Python Code for Reconstruction

The lightbulb really went on for me when I created this simple Python script, which reconstructs our example. So, using three of our friends’ shares; 10, 21, and 38, we can reconstruct our secret, which is 5.

This script leverages NumPy’s Polynomial class to fit a polynomial equation to the given points (shares). Once we have the coefficients of the polynomial, the first one should be our original secret (which in this case is 5). Running this code should yield an output confirming that the reconstructed secret is indeed 5. Also, try it out with another three points by changing shares = [(1, 10), (2, 21), (3, 38)].

Tip: If you decide to try a different point (share), don’t forget to update the corresponding \(x\) value.

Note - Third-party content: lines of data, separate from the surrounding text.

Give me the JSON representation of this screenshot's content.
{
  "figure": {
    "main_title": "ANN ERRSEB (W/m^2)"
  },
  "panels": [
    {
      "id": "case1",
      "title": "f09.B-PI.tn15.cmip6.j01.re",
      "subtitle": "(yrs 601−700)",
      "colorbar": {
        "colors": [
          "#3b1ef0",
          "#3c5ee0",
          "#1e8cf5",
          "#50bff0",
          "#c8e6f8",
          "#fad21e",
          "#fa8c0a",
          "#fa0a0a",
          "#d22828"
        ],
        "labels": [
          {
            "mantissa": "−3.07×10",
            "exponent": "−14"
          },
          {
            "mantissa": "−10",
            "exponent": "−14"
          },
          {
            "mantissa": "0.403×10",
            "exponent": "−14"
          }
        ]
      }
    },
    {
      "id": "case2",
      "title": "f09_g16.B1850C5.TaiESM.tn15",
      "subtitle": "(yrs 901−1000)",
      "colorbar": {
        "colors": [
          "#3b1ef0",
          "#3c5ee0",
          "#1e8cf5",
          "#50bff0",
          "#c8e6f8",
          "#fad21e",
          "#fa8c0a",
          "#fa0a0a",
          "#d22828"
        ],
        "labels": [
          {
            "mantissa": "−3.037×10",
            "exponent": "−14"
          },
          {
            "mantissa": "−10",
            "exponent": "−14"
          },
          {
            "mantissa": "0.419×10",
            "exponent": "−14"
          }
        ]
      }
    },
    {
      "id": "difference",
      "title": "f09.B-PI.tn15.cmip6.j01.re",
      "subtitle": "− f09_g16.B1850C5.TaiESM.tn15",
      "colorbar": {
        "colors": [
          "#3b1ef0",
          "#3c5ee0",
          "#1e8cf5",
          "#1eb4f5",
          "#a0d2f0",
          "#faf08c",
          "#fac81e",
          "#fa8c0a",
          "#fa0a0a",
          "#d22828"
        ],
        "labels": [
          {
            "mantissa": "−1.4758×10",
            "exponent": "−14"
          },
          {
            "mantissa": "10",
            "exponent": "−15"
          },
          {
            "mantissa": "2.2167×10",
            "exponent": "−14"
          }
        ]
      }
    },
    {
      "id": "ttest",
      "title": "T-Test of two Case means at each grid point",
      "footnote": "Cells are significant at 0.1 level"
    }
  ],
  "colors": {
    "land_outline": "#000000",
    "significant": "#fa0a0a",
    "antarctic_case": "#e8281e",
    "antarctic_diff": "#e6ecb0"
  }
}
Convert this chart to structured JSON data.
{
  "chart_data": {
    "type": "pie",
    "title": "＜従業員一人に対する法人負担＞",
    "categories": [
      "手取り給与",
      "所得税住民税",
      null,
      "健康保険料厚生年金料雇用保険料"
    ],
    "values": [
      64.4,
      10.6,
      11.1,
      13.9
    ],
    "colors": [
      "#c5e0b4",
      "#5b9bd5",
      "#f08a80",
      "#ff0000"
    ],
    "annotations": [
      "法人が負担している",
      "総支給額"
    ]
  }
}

from numpy.polynomial.polynomial import Polynomial
import numpy as np

# Shares from three friends: (x, f(x))
shares = [(1, 10), (2, 21), (3, 38)]

# Extract x and y values from shares
x_values, y_values = zip(*shares)

# Use NumPy's Polynomial.fit function to find the coefficients of the polynomial
p = Polynomial.fit(x_values, y_values, 2)

# Coefficients of the polynomial
coefficients = p.convert().coef

# The first coefficient is the secret
secret = round(coefficients[0])

print(f"The reconstructed secret is: {secret}!")

The magic lies in the underlying mathematics and computational power that Python libraries like NumPy bring to the table. If I were going to try and solve this problem with a calculator, I would essentially be doing what’s called a ‘polynomial interpolation,’ the process of finding a polynomial that goes through a given set of points. The ‘polynomial interpolation’ is all about connecting the dots, or more accurately, points, in a way that lets us rebuild the original polynomial equation.

Dealing with Complex Secrets

Our example used the number 5 as the secret for ease of understanding. However, Shamir’s Secret Sharing accommodates various types of secrets. In real-world applications, the secret could range from a complex password to an encryption key. When faced with a complex secret, it’s converted into numerical form through hash functions or other encoding methods. This enables the algorithm to work consistently, regardless of the original format of the secret.

Summary

So there you have it! A deep dive into Shamir’s Secret Sharing (SSS), unpacking how it offers both security and democracy when you’re looking to protect a secret! I hope this has been useful to you!